Insulin potentiates N-methyl-D-aspartate receptors (NMDARs) in neurons and Xenopus oocytes expressing recombinant NMDARs. The present study shows that insulin induced (i) an increase in channel number times open probability (nPo) in outside-out patches excised from Xenopus oocytes, with no change in mean open time, unitary conductance, or reversal potential, indicating an increase in n and/or Po; (ii) an increase in charge transfer during block of NMDA-elicited currents by the open channel blocker MK-801, indicating increased number of functional NMDARs in the cell membrane with no change in P o; and (iii) increased NR1 surface expression, as indicated by Western blot analysis of surface proteins.

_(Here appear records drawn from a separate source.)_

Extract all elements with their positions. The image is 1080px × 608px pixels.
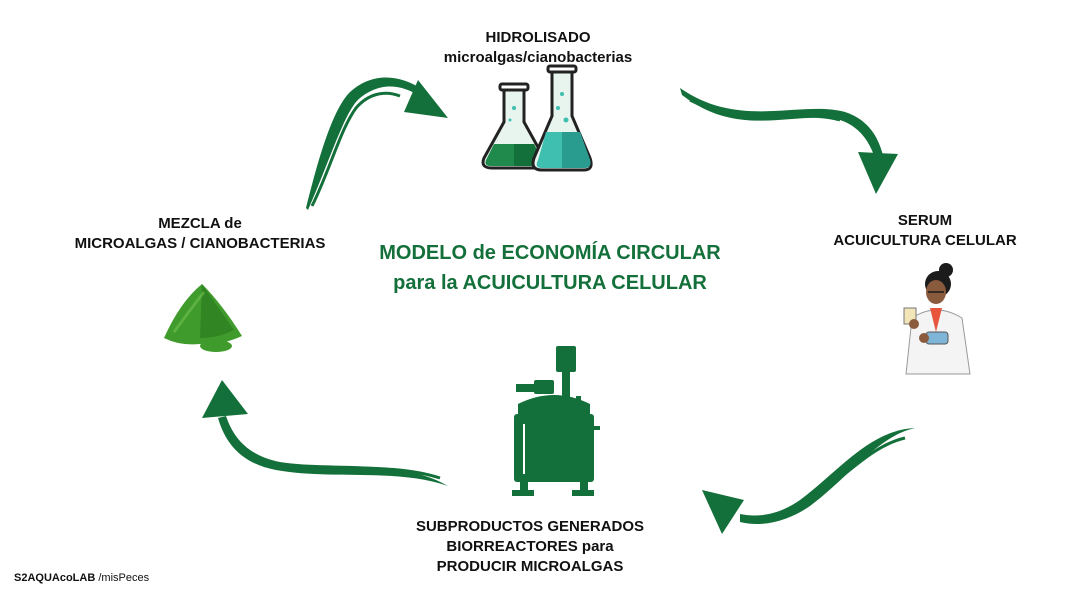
diagram-title: MODELO de ECONOMÍA CIRCULAR para la ACUI… <box>330 238 770 298</box>
mezcla-line1: MEZCLA de <box>158 215 242 232</box>
flasks-icon <box>481 64 593 172</box>
node-label-mezcla: MEZCLA de MICROALGAS / CIANOBACTERIAS <box>60 214 340 254</box>
subproductos-line1: SUBPRODUCTOS GENERADOS <box>415 518 645 535</box>
node-label-serum: SERUM ACUICULTURA CELULAR <box>820 211 1030 251</box>
credit-source: /misPeces <box>95 572 150 584</box>
node-label-hidrolisado: HIDROLISADO microalgas/cianobacterias <box>408 28 668 68</box>
hidrolisado-line2: microalgas/cianobacterias <box>443 49 633 66</box>
algae-powder-icon <box>164 284 242 352</box>
arrow-subproductos-to-mezcla <box>202 380 448 486</box>
node-label-subproductos: SUBPRODUCTOS GENERADOS BIORREACTORES par… <box>410 517 650 577</box>
subproductos-line3: PRODUCIR MICROALGAS <box>436 558 624 575</box>
arrow-hidrolisado-to-serum <box>680 88 898 194</box>
arrow-serum-to-subproductos <box>702 428 915 534</box>
credit-brand: S2AQUAcoLAB <box>14 572 96 584</box>
scientist-icon <box>903 263 971 375</box>
hidrolisado-line1: HIDROLISADO <box>485 29 591 46</box>
diagram-title-line1: MODELO de ECONOMÍA CIRCULAR <box>379 242 721 264</box>
serum-line1: SERUM <box>897 212 953 229</box>
arrow-mezcla-to-hidrolisado <box>306 77 448 210</box>
mezcla-line2: MICROALGAS / CIANOBACTERIAS <box>74 235 326 252</box>
diagram-title-line2: para la ACUICULTURA CELULAR <box>393 272 707 294</box>
credit-line: S2AQUAcoLAB /misPeces <box>14 572 149 584</box>
serum-line2: ACUICULTURA CELULAR <box>833 232 1017 249</box>
bioreactor-icon <box>512 346 600 496</box>
subproductos-line2: BIORREACTORES para <box>446 538 614 555</box>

Botulinum neurotoxin A greatly reduced insulin potentiation, indicating that insertion of new receptors occurs via SNARE-dependent exocytosis. Thus, insulin potentiation occurs via delivery of new channels to the plasma membrane. NMDARs assembled from mutant subunits lacking all known sites of tyrosine and serine/threonine phosphorylation in their carboxyl-terminal tails exhibited robust insulin potentiation, suggesting that insulin potentiation does not require direct phosphorylation of NMDAR subunits. Because insulin and insulin receptors are localized to glutamatergic synapses in the hippocampus, insulin-regulated trafficking of NMDARs may play a role in synaptic transmission and plasticity, including long-term potentiation.